Con un movimiento brusco, golpeé la barra del bar con el puño cerrado, haciendo que algunos de los pocos que aún quedaban en el lugar saltaran de sus asientos, aterrados. Me volvi hacia Smeet, mi mirada llena de furia.

—No tenemos más tiempo —gruñi, mi voz cargada de desesperación contenida—. No podemos esperar más.

Smeet me observó, claramente preocupado por la creciente tensión en mi cuerpo, pero sabía que oponerse era inútil. Asintió sin decir una palabra, esperando las órdenes.

—Quiero que busquen casa por casa —dijo, mi tono bajo pero firme, implacable—. Sin piedad. Revisen cada rincón de este maldito pueblo hasta que encuentren esa joya. ¡Antes del amanecer!

Mis hombres de mi tripulación, al oír la orden, dejaron de lado sus distracciones. Sabían que cuando hablaba de esa forma, la situación era grave. Suspiraron, se pusieron en marcha sin preguntar nada más, algunos afilando sus espadas, otros tomando antorchas que aún se mantenían encendidas en el bar. Sabían que si no encontraban lo que su capitán buscaba, pagarían el precio.

Smeet, siempre cercano a mi, se detuvo un momento antes de unirse a la búsqueda.

—Arzhel, si no lo encontramos… —dejó la pregunta flotando en el aire, como si temiera la respuesta.

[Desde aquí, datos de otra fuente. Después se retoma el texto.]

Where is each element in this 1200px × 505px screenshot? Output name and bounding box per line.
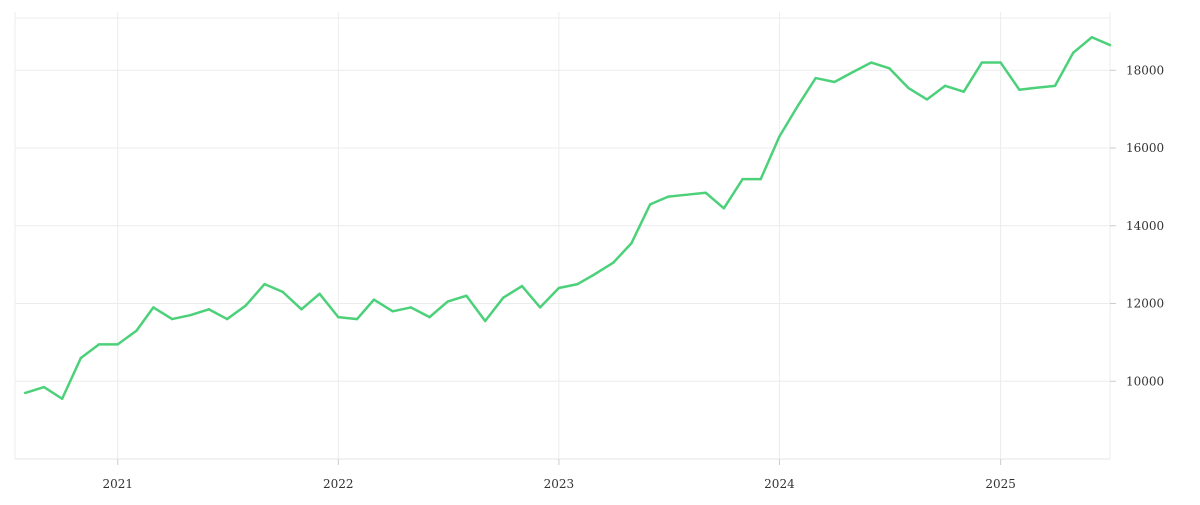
data-point — [685, 193, 689, 196]
data-point — [667, 195, 670, 198]
y-tick-label: 14000 — [1126, 219, 1164, 233]
x-tick-label: 2023 — [544, 477, 575, 491]
data-point — [244, 304, 248, 307]
data-point — [814, 76, 817, 80]
data-point — [1035, 86, 1038, 90]
data-point — [207, 308, 211, 311]
y-axis: 10000 12000 14000 16000 18000 — [1110, 63, 1164, 388]
data-point — [1071, 51, 1075, 55]
data-point — [355, 317, 359, 321]
data-point — [741, 177, 744, 181]
data-point — [391, 310, 394, 313]
data-point — [520, 284, 524, 288]
data-point — [24, 391, 27, 395]
data-point — [446, 300, 449, 303]
data-point — [538, 306, 542, 309]
data-point — [79, 356, 83, 360]
data-point — [483, 319, 487, 323]
data-point — [281, 290, 284, 294]
data-point — [704, 191, 707, 194]
data-point — [1053, 84, 1057, 88]
data-point — [906, 86, 910, 90]
data-point — [60, 397, 64, 400]
data-point — [778, 135, 781, 138]
y-tick-label: 18000 — [1126, 63, 1164, 77]
data-point — [943, 84, 947, 88]
y-tick-label: 10000 — [1126, 374, 1164, 388]
data-point — [1090, 36, 1094, 39]
data-point — [318, 292, 321, 295]
data-point — [372, 298, 376, 301]
data-point — [409, 306, 413, 309]
series-line — [24, 36, 1112, 400]
data-point — [170, 317, 174, 321]
x-tick-label: 2021 — [102, 477, 133, 491]
data-point — [152, 306, 155, 309]
data-point — [135, 329, 138, 332]
data-point — [593, 273, 596, 276]
data-point — [263, 282, 266, 286]
data-point — [722, 207, 726, 210]
data-point — [851, 71, 854, 74]
series-layer — [24, 36, 1112, 400]
data-point — [337, 315, 340, 319]
grid — [14, 12, 1111, 460]
data-point — [189, 313, 192, 317]
data-point — [870, 61, 873, 64]
data-point — [833, 80, 836, 84]
y-tick-label: 16000 — [1126, 141, 1164, 155]
data-point — [225, 317, 229, 321]
data-point — [962, 90, 965, 93]
x-tick-label: 2024 — [764, 477, 795, 491]
data-point — [97, 343, 101, 346]
data-point — [557, 286, 561, 290]
y-tick-label: 12000 — [1126, 297, 1164, 311]
data-point — [888, 67, 891, 70]
data-point — [925, 98, 929, 101]
data-point — [116, 343, 119, 346]
data-point — [428, 315, 431, 319]
data-point — [648, 203, 652, 206]
data-point — [1108, 43, 1112, 47]
data-point — [1018, 88, 1021, 91]
x-axis: 2021 2022 2023 2024 2025 — [102, 459, 1016, 491]
data-point — [630, 242, 633, 245]
data-point — [465, 294, 468, 297]
data-point — [980, 61, 984, 64]
data-point — [502, 296, 505, 299]
data-point — [300, 308, 303, 311]
data-point — [759, 177, 762, 181]
data-point — [999, 61, 1002, 64]
data-point — [576, 282, 579, 286]
data-point — [796, 104, 800, 107]
data-point — [612, 261, 615, 264]
x-tick-label: 2022 — [323, 477, 354, 491]
x-tick-label: 2025 — [985, 477, 1016, 491]
data-point — [42, 385, 46, 389]
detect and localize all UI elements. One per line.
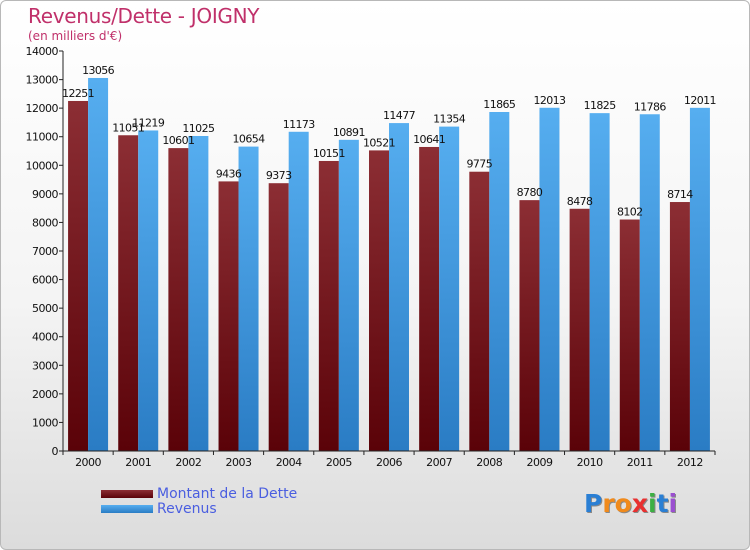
data-label-dette: 8780 <box>517 186 543 199</box>
chart-title: Revenus/Dette - JOIGNY <box>28 4 260 28</box>
data-label-revenus: 11354 <box>433 113 466 126</box>
data-label-dette: 12251 <box>62 87 94 100</box>
legend-swatch-revenus <box>101 505 153 513</box>
data-label-revenus: 11825 <box>584 99 617 112</box>
data-label-dette: 9373 <box>266 169 292 182</box>
bar-dette <box>318 160 339 451</box>
x-tick-label: 2003 <box>226 456 252 469</box>
data-label-revenus: 11025 <box>182 122 215 135</box>
y-tick-label: 4000 <box>32 331 58 344</box>
data-label-dette: 10601 <box>162 134 194 147</box>
bar-revenus <box>489 112 510 451</box>
x-tick-label: 2009 <box>526 456 552 469</box>
y-tick-label: 12000 <box>26 102 59 115</box>
data-label-dette: 10641 <box>413 133 445 146</box>
bar-dette <box>669 202 690 451</box>
y-tick-label: 9000 <box>32 188 58 201</box>
data-label-revenus: 10654 <box>233 133 266 146</box>
bar-revenus <box>138 130 159 451</box>
legend-label-dette: Montant de la Dette <box>157 486 298 502</box>
logo-letter: i <box>668 489 678 518</box>
bar-dette <box>68 100 89 451</box>
x-tick-label: 2006 <box>376 456 402 469</box>
bar-dette <box>218 181 239 451</box>
y-tick-label: 2000 <box>32 388 58 401</box>
y-tick-label: 13000 <box>26 74 59 87</box>
data-label-revenus: 12011 <box>684 94 716 107</box>
x-tick-label: 2011 <box>627 456 653 469</box>
bar-dette <box>619 219 640 451</box>
chart-subtitle: (en milliers d'€) <box>28 29 123 43</box>
x-tick-label: 2010 <box>577 456 603 469</box>
data-label-revenus: 10891 <box>333 126 365 139</box>
bar-revenus <box>639 114 660 451</box>
y-tick-label: 6000 <box>32 274 58 287</box>
data-label-dette: 8714 <box>667 188 693 201</box>
data-label-revenus: 11786 <box>634 100 667 113</box>
logo-letter: x <box>631 489 648 518</box>
bar-dette <box>519 200 540 451</box>
bar-revenus <box>389 123 409 451</box>
x-tick-label: 2007 <box>426 456 452 469</box>
x-tick-label: 2001 <box>125 456 151 469</box>
bar-revenus <box>439 126 460 451</box>
legend-swatch-dette <box>101 490 153 498</box>
data-label-revenus: 13056 <box>82 64 115 77</box>
bar-dette <box>469 171 490 451</box>
data-label-dette: 9436 <box>216 167 242 180</box>
bar-dette <box>569 208 590 451</box>
bar-revenus <box>589 113 610 452</box>
y-tick-label: 0 <box>52 445 59 458</box>
y-tick-label: 3000 <box>32 359 58 372</box>
logo-letter: i <box>648 489 657 518</box>
data-label-dette: 10151 <box>313 147 345 160</box>
x-tick-label: 2004 <box>276 456 302 469</box>
bar-dette <box>268 183 289 451</box>
proxiti-logo: Proxiti <box>584 489 677 518</box>
plot-area: 0 1000 2000 3000 4000 5000 6000 7000 8000 9000 100… <box>26 45 717 469</box>
bar-dette <box>168 148 189 451</box>
y-tick-label: 10000 <box>26 159 59 172</box>
logo-letter: t <box>656 489 669 518</box>
y-tick-label: 14000 <box>26 45 59 58</box>
bar-dette <box>369 150 389 451</box>
bar-revenus <box>338 139 359 452</box>
logo-letter: r <box>602 489 615 518</box>
data-label-dette: 9775 <box>467 158 493 171</box>
y-tick-label: 1000 <box>32 416 58 429</box>
x-tick-label: 2002 <box>175 456 201 469</box>
data-label-revenus: 11477 <box>383 109 416 122</box>
bar-revenus <box>238 146 259 451</box>
data-label-dette: 11051 <box>112 121 144 134</box>
y-tick-label: 7000 <box>32 245 58 258</box>
bar-revenus <box>88 77 109 451</box>
data-label-dette: 8478 <box>567 195 593 208</box>
data-label-revenus: 11219 <box>132 116 165 129</box>
logo-letter: o <box>614 489 632 518</box>
bar-revenus <box>689 107 710 451</box>
bar-revenus <box>188 136 209 451</box>
x-tick-label: 2008 <box>476 456 502 469</box>
y-tick-label: 8000 <box>32 216 58 229</box>
x-tick-label: 2005 <box>326 456 352 469</box>
y-tick-label: 5000 <box>32 302 58 315</box>
data-label-dette: 8102 <box>617 206 643 219</box>
data-label-revenus: 11865 <box>483 98 516 111</box>
x-tick-label: 2012 <box>677 456 703 469</box>
data-label-revenus: 12013 <box>533 94 566 107</box>
y-tick-label: 11000 <box>26 131 59 144</box>
x-tick-label: 2000 <box>75 456 101 469</box>
logo-letter: P <box>584 489 603 518</box>
bar-revenus <box>539 107 560 452</box>
legend-label-revenus: Revenus <box>157 501 217 517</box>
data-label-revenus: 11173 <box>283 118 316 131</box>
bar-revenus <box>288 131 309 451</box>
data-label-dette: 10521 <box>363 136 395 149</box>
bar-dette <box>118 135 139 451</box>
bar-dette <box>419 146 440 451</box>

Lo miré directamente, mi mirada de acero fija en los ojos de mi oficial.

—No volveremos sin la joya —respondi con una determinación implacable—. No importa lo que cueste.

Mi tripulación salió del bar en silencio, dispersándose por las calles del pueblo como un ejército de sombras. Nadie estaba a salvo. Las casas serían revisadas una a una, los habitantes arrastrados de sus camas, el miedo se extendería como un incendio. Los gritos ya comenzaban a romper el silencio de la noche, ecos distantes que resonaban en las calles vacías.